Bakışlarımızdan iyice meraklandığımızı anlayınca;
“Bundan birkaç yıl önce Çin’e gitmiştim. Otel odama girdikten birkaç dakika sonra telefonum çaldı.
Telefondaki ses;
‘Babacığım! Pekin’e hoş geldin’ dedi.
‘Sen kimsin oğlum?!’dedim.
‘Ben Issık Göl’de kaybettiğin oğlunum’ dedi.
Tabii çok duygulandım.”
İki eliyle birlikte başını yana sallayarak;
“İşte böyle…O şimdi Pekin’de…”diyerek tamamladı sözlerini.
Gerçekten çok güzel bir geceydi.
Orhan Pamuk giderken;
“Beni böyle bir geceye davet ettiğiniz için büyük onur duydum” diyerek ayrılmıştı..
Cengiz Aytmatov’la birlikte olmak birkaç yıl sonra Nobel ödülü alacak olan bir yazar için bile çok onur verici bir durumdu.
Bir ara, kaybolan “Adsız Oğlanlar”ının acısıyla hep hüzünden bir abide gibi duran bu büyük insana;
“Senin Issık Göl’de kaybettiğin ‘Adsız Oğlanlar’ını aramaya Anadolu’dan on binlerce öğretmen gitti” dediğimde çok duygulanmıştı.
Türk insanını çok seviyordu.
Adının, hiç bir okula verilmesine rıza göstermeyen bu büyük insan, Kırgızistan’daki Türk Lisesine müsaade etmişti.

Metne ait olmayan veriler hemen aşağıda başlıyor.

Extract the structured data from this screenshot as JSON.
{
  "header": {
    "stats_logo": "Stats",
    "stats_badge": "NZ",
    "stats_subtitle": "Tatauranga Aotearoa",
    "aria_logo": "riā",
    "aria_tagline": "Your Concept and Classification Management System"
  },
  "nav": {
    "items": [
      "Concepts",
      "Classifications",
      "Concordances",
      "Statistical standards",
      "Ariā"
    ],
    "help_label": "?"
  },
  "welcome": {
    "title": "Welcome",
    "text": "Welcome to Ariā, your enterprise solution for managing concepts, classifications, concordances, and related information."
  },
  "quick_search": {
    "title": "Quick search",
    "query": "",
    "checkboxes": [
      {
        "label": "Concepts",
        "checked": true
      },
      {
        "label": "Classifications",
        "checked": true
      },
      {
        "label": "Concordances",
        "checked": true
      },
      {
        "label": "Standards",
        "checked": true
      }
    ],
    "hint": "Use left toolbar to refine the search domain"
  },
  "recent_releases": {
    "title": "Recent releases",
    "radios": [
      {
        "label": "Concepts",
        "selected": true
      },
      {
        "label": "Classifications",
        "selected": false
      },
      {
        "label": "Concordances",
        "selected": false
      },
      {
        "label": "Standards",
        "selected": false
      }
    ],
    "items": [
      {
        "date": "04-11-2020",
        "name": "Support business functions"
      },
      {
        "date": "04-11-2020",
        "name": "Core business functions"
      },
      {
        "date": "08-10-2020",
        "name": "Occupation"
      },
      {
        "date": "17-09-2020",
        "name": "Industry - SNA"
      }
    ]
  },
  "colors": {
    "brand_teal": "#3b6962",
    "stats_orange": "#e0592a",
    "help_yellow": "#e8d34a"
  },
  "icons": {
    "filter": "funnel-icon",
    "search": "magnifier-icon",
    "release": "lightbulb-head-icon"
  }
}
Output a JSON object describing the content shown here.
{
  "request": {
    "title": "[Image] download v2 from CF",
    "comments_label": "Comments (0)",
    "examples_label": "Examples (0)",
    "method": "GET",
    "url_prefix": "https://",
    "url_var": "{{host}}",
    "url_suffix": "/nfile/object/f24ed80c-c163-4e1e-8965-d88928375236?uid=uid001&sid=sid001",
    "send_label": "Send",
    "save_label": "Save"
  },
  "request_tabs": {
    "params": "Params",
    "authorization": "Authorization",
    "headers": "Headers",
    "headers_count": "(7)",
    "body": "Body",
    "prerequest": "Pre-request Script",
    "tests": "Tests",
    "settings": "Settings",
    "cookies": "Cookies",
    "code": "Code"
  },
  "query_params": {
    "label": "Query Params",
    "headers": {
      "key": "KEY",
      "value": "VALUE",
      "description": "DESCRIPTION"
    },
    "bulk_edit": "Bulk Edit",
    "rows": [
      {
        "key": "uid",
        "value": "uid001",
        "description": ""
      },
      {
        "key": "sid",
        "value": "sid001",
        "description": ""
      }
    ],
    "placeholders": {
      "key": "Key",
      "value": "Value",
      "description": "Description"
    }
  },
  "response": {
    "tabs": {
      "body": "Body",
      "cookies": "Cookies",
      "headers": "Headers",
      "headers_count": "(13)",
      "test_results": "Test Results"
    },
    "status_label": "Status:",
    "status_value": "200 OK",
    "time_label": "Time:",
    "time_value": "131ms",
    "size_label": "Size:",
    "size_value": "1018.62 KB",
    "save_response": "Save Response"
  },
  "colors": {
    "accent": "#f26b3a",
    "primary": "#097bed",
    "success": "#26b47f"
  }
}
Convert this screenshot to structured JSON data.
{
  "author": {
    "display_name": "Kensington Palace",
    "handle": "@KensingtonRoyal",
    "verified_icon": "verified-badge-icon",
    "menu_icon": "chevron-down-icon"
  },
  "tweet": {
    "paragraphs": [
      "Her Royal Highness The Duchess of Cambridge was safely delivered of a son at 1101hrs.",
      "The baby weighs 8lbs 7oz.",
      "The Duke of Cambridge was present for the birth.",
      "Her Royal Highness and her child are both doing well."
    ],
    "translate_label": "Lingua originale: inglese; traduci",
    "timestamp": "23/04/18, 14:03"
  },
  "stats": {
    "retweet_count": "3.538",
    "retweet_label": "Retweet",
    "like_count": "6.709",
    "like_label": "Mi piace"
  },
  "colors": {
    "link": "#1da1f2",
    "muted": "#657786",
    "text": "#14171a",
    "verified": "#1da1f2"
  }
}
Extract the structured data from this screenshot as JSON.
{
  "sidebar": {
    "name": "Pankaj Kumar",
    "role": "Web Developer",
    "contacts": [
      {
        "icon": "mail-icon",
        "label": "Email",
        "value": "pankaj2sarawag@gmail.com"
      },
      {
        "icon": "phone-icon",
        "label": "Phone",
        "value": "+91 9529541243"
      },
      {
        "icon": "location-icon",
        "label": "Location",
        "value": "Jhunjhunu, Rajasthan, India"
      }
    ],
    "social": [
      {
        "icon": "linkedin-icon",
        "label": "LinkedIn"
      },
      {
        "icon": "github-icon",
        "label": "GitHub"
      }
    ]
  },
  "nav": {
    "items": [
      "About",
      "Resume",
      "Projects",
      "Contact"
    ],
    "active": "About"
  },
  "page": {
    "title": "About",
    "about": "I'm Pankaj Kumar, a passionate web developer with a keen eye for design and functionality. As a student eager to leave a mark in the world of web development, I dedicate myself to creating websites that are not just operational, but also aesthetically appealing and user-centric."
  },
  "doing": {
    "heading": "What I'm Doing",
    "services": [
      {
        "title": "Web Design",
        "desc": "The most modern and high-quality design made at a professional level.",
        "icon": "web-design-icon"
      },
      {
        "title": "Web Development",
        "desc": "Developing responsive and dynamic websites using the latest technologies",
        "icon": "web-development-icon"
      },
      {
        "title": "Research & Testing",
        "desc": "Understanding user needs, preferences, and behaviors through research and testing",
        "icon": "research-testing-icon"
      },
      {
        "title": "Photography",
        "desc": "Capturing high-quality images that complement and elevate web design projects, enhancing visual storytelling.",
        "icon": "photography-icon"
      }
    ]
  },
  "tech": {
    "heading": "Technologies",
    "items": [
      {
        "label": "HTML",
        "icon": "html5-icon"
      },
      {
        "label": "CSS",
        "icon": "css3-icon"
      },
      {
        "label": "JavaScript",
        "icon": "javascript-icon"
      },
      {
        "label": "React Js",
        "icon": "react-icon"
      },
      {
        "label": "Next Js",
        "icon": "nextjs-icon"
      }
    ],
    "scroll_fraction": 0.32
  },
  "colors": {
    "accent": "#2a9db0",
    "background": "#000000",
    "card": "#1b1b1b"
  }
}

Bir gün, isim değişikliği vesilesiyle “Adsız Oğlan”la ilgili küçük bir belgesel bile çekildi.
Bu belgeselde bizzat kendisi de rol aldı.
Bir hayli ilerlemiş yaşıyla Issık Göl’ün kıyısında yürürken adımları oldukça ağırdı.
Yanında elinden sımsıkı tutmuş bir çocuk vardı,
“Adsız Oğlan”
Efsanelerle dolu büyülü gölün kenarındaki küçük bir kayanın üzerine çıkarlar.
Gölden esen tatlı bir rüzgara dökülür beyaz saçları.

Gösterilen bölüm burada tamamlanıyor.